It is September and you overlook an impressive vineyard from your holiday chalet. 8,000 vines are full of ripe grapes. You are enjoying the late summer sun, wineglass in hand, and feel like a God in France. But the truth is, you are in Wognum in the Medemblik area.
“People come here from all over the world, from local ladies’ clubs to Middle-Eastern sheikhs and everyone is happy here. The tranquillity of this place is very special”, says Siem Loos.
Siem and his wife Ada have been the proud owners of the family-run business Saalhof since 2006. The Loos family, with four kids, is very close. It is not without cause that son Ben and daughter Celine play an important part in this ‘agriturismo’. A term that originated in Italy and means so much as farmer's business, including food, education and accommodation options. In this setting, Saalhof is unique in the Netherlands.

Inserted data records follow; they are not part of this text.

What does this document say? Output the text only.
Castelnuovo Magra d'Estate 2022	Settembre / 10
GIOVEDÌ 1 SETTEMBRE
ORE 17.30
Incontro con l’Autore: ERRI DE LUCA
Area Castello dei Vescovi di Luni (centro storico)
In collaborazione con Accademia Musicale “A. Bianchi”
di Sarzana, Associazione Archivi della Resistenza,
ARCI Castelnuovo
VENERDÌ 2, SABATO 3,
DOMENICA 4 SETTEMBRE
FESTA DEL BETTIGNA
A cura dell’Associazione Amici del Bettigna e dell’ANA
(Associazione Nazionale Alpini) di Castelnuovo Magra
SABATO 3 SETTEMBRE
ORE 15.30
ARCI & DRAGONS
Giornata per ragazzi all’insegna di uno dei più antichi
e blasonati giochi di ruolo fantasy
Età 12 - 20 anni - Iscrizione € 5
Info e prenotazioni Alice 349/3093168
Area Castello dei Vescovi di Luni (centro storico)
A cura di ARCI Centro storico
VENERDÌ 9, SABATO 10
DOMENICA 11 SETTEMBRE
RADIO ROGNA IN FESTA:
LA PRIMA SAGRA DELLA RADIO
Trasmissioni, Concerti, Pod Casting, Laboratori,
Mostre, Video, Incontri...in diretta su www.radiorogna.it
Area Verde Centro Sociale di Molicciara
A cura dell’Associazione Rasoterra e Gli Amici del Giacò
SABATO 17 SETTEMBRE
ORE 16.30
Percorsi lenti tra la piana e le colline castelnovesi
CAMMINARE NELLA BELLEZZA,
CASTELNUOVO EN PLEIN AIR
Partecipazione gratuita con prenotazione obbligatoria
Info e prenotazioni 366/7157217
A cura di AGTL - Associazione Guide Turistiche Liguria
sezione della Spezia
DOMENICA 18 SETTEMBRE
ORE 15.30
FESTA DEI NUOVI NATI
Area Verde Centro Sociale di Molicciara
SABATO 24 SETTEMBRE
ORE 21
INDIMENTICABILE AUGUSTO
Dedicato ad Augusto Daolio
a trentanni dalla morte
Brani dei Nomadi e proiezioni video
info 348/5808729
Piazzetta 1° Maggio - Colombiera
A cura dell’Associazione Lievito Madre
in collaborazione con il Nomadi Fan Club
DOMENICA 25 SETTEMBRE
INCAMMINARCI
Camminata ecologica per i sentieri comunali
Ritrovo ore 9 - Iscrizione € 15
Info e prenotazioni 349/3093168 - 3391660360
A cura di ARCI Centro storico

Every member of the Loos family works independently and carries responsibility for their own department within the company. Together they strengthen each other. Siem and Ada run the bed and breakfast, the land and the wine. Celine organises gatherings at the only remaining historic greenhouse on the estate. Siem restored the greenhouse in its original style. “As soon as you walk in, you feel the unique atmosphere. The distinct light makes the greenhouse shine”, says Siem enthusiastically. Right between the vines, Saalig restaurant boasts a phenomenal location. The restaurant is operated by Ben and of course it serves their own wine. In addition to the menu, Ben regularly organises lavish meals. The pots and bottles are put on the table and you eat whatever is served. This is how the wine farmers used to thank the workers for their hard labour.
Siem also ran a painting company until 2005 and his wife Ada operated the painter’s store. The first vines were already growing in their garden. They had a couple of years to go until their retirement and were at a crossroads in their lives. The couple took a risk and hiked all the way to Santiago de Compostella. A 3,000 km hike that they completed in 150 days. As they were walking by the French vineyards, they decided to shake things up. Siem and Ada, West-Frisians through and through, decided to bring a bit of France to the Netherlands and pick up wine growing professionally. The Saal family's house and estate in Wognum had been up for sale for a while. They had been growing grapes for consumption here since 1920. Unfortunately deterioration had set in and everything had been covered in weeds. They concluded “If we can hike for thousands of kilometres with nothing more than a backpack, we can certainly turn this into something nice”.
Saalhof is the only place in this part of West-Friesland where home-made wine is grown in accordance with organic guidelines. Dutch wine has a slightly lower alcohol percentage than foreign wines but other than that, there is no significant difference. Saalhof produces white, red, pink and sparkling wine. The latter is justifiably called ‘The Miracle of West-Friesland’. Ada: “We don’t feel like quitting at all. We are never bored. People visit us from all over the world. As long as we’re healthy, we will continue to forge plans for the future. Just like most West-Frisians, we are hard working people who love the outdoors. We cannot imagine moving into a small apartment! We actually want to hike to Rome one day, and who knows what kind of ideas will surface then!”
Saalhof visitors don't just visit for the vineyard, but for the environment itself as well. The West-Frisian region is known for its authentic Dutch landscape, the typical ribbon-shaped villages and their gorgeous monumental cheese-cover farmhouses. Thanks to the large number of bicycle routes, this forms the ideal base for exploring the region.